Home > Other > Stranger > Page 10
Stranger Page 10

by Megan Hart

Strangers. My heart, dammit, skipped in my chest and my throat, dammit, dried up faster than beef jerky in a dehydrator. I kept my expression as neutral as I could, but my face must still have given something away, because Sam’s gaze flared with interest.

  “Are we?” His voice, husky and low, tempted me.

  A lot.

  I nodded. “Yes. We are.”

  Sam stood, all gazillion feet of him. I should’ve felt intimidated with him looming over me, but I only felt…intimate.

  “You need to leave, Sam. Now.”

  He reached to touch one fingertip to my fleece-covered shoulder. The contact was instant, electric, burning. He traced my arm all the way to my elbow and made a right turn to continue until he’d ended at my wrist, where he could go no farther with my hand tucked beneath my opposite arm. Sam’s blue eyes caught mine and held them tight.

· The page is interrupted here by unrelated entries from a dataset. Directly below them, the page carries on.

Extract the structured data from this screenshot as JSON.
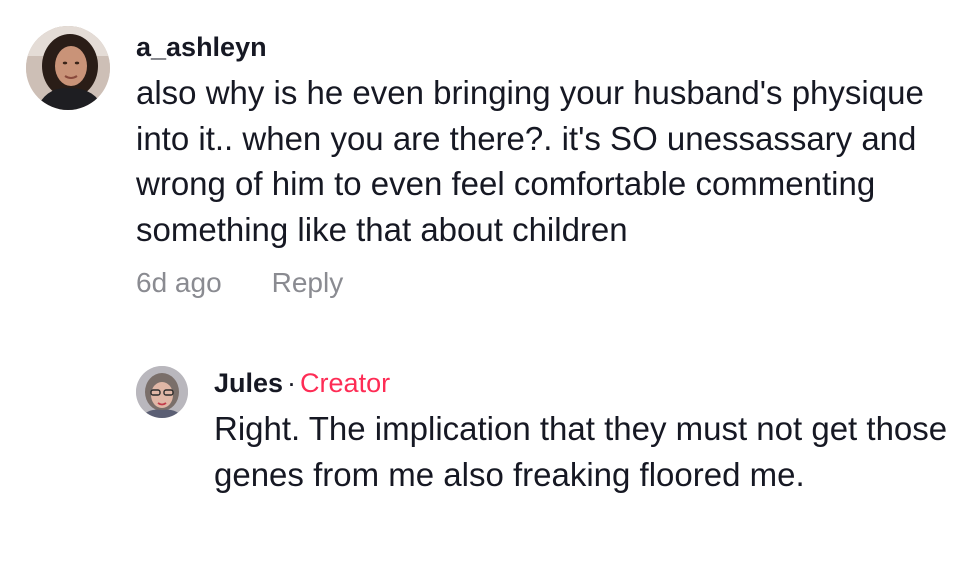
{
  "comment": {
    "username": "a_ashleyn",
    "text": "also why is he even bringing your husband's physique into it.. when you are there?. it's SO unessassary and wrong of him to even feel comfortable commenting something like that about children",
    "time_ago": "6d ago",
    "reply_label": "Reply"
  },
  "reply": {
    "username": "Jules",
    "separator": "·",
    "badge": "Creator",
    "text": "Right. The implication that they must not get those genes from me also freaking floored me."
  },
  "colors": {
    "creator_badge": "#fe2c55",
    "meta_text": "#8a8b91",
    "primary_text": "#161823"
  }
}
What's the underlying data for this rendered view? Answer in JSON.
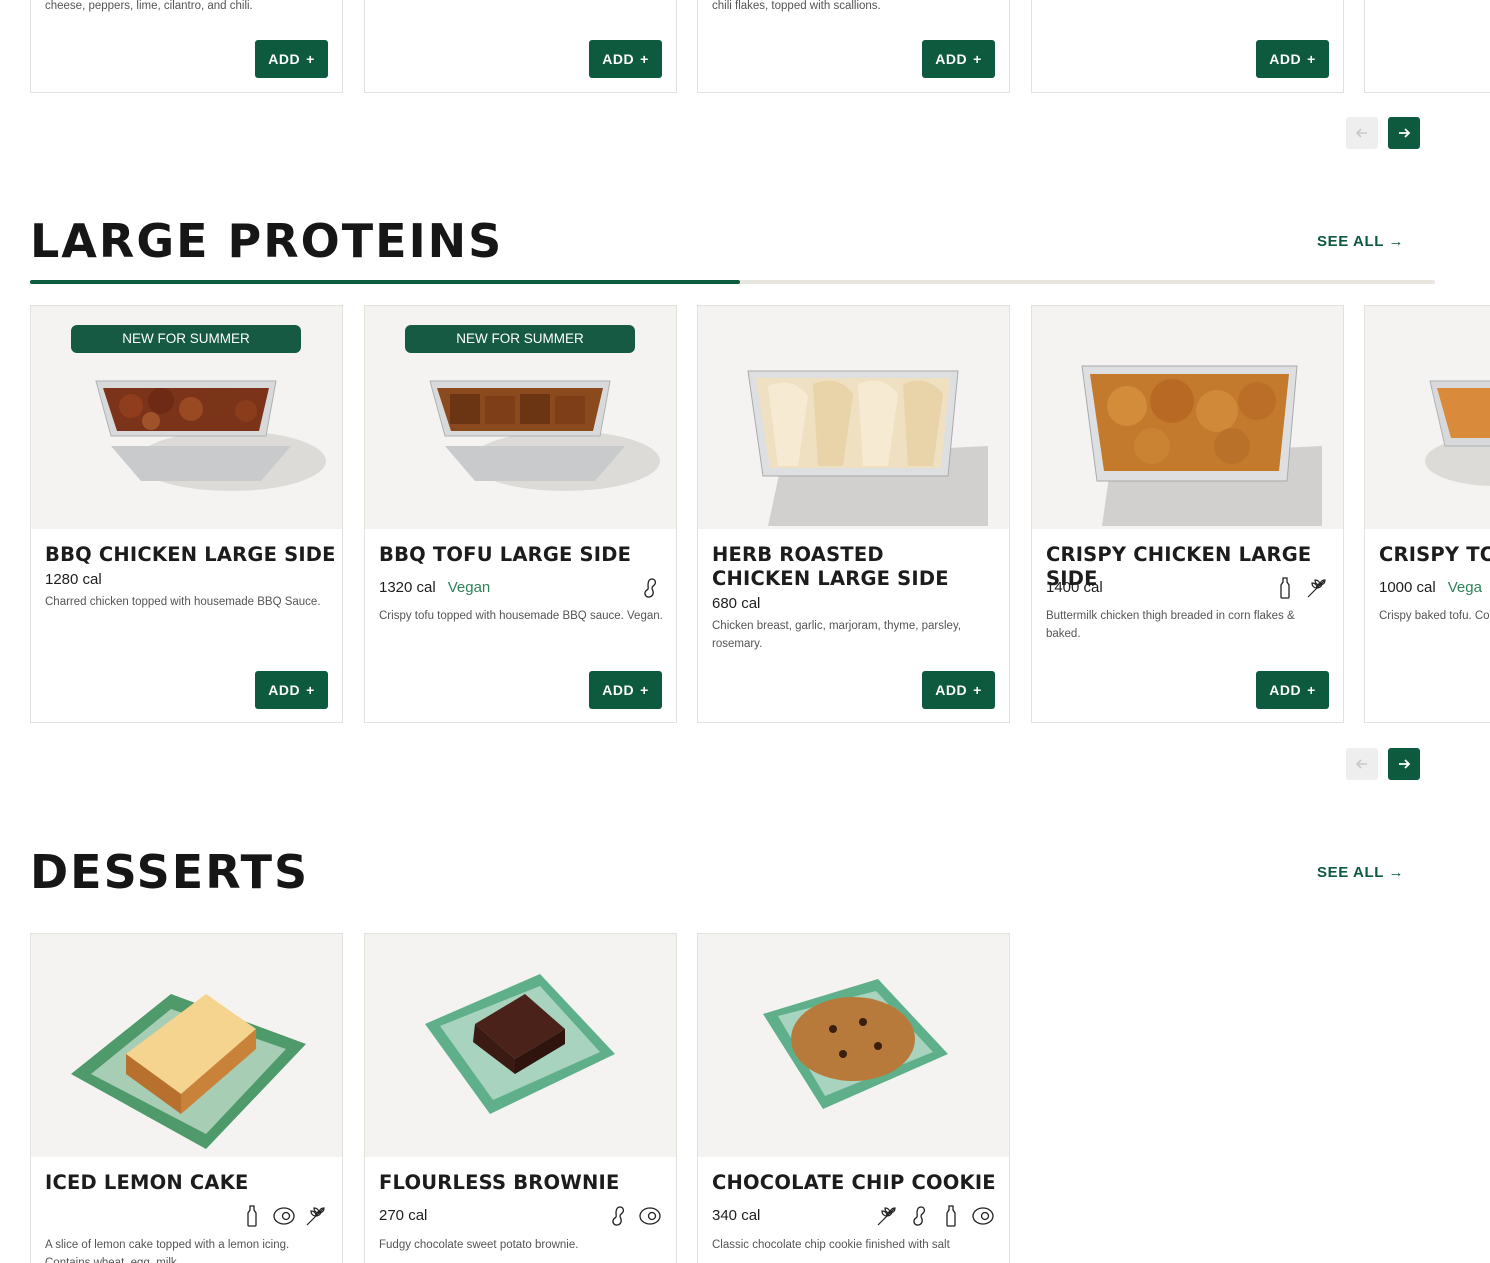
{
  "top_row": {
    "descriptions": [
      "cheese, peppers, lime, cilantro, and chili.",
      "",
      "chili flakes, topped with scallions.",
      ""
    ],
    "add_label": "ADD",
    "add_plus": "+"
  },
  "large_proteins": {
    "title": "LARGE PROTEINS",
    "see_all": "SEE ALL →",
    "scroll_progress_fraction": 0.505,
    "items": [
      {
        "badge": "NEW FOR SUMMER",
        "name": "BBQ CHICKEN LARGE SIDE",
        "cal": "1280 cal",
        "tag": "",
        "desc": "Charred chicken topped with housemade BBQ Sauce.",
        "icons": [],
        "add": "ADD"
      },
      {
        "badge": "NEW FOR SUMMER",
        "name": "BBQ TOFU LARGE SIDE",
        "cal": "1320 cal",
        "tag": "Vegan",
        "desc": "Crispy tofu topped with housemade BBQ sauce. Vegan.",
        "icons": [
          "peanut-icon"
        ],
        "add": "ADD"
      },
      {
        "badge": "",
        "name": "HERB ROASTED CHICKEN LARGE SIDE",
        "cal": "680 cal",
        "tag": "",
        "desc": "Chicken breast, garlic, marjoram, thyme, parsley, rosemary.",
        "icons": [],
        "add": "ADD"
      },
      {
        "badge": "",
        "name": "CRISPY CHICKEN LARGE SIDE",
        "cal": "1400 cal",
        "tag": "",
        "desc": "Buttermilk chicken thigh breaded in corn flakes & baked.",
        "icons": [
          "milk-icon",
          "wheat-icon"
        ],
        "add": "ADD"
      },
      {
        "badge": "",
        "name": "CRISPY TOF",
        "cal": "1000 cal",
        "tag": "Vega",
        "desc": "Crispy baked tofu. Co",
        "icons": [],
        "add": ""
      }
    ]
  },
  "desserts": {
    "title": "DESSERTS",
    "see_all": "SEE ALL →",
    "items": [
      {
        "name": "ICED LEMON CAKE",
        "cal": "",
        "desc": "A slice of lemon cake topped with a lemon icing. Contains wheat, egg, milk.",
        "icons": [
          "milk-icon",
          "egg-icon",
          "wheat-icon"
        ]
      },
      {
        "name": "FLOURLESS BROWNIE",
        "cal": "270 cal",
        "desc": "Fudgy chocolate sweet potato brownie.",
        "icons": [
          "peanut-icon",
          "egg-icon"
        ]
      },
      {
        "name": "CHOCOLATE CHIP COOKIE",
        "cal": "340 cal",
        "desc": "Classic chocolate chip cookie finished with salt",
        "icons": [
          "wheat-icon",
          "peanut-icon",
          "milk-icon",
          "egg-icon"
        ]
      }
    ]
  },
  "colors": {
    "brand_green": "#0e5a3f",
    "badge_green": "#165a43",
    "vegan_green": "#2f8158",
    "image_bg": "#f4f3f1"
  }
}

  “Don’t you think it means something?” he whispered. “You being here?”

  “I don’t believe in ‘something,’” I said.

  “Too bad.”

  I gave as pointed a glance as I could toward the door. Inside, I shook and quaked. Inside, I got on my knees and took him down my throat and fucked him until we both came ten times.

  Inside. But outside I managed to unhook my hand from beneath my arm and point with a semi-steady finger.

  “Go downstairs and sit with your father. Or leave. Go home.”

  “Can’t. I’m not close to home. I’ve been staying in a hotel for the past month, waiting for the old man to die. But…you already know that, don’t you?”

  I blushed fiercely at the memory of that hotel and what we’d done there. “Go!”

  “Do you treat all your customers so coldly?” He touched the back of his head, then the corner of his mouth. “Or am I just the lucky one?”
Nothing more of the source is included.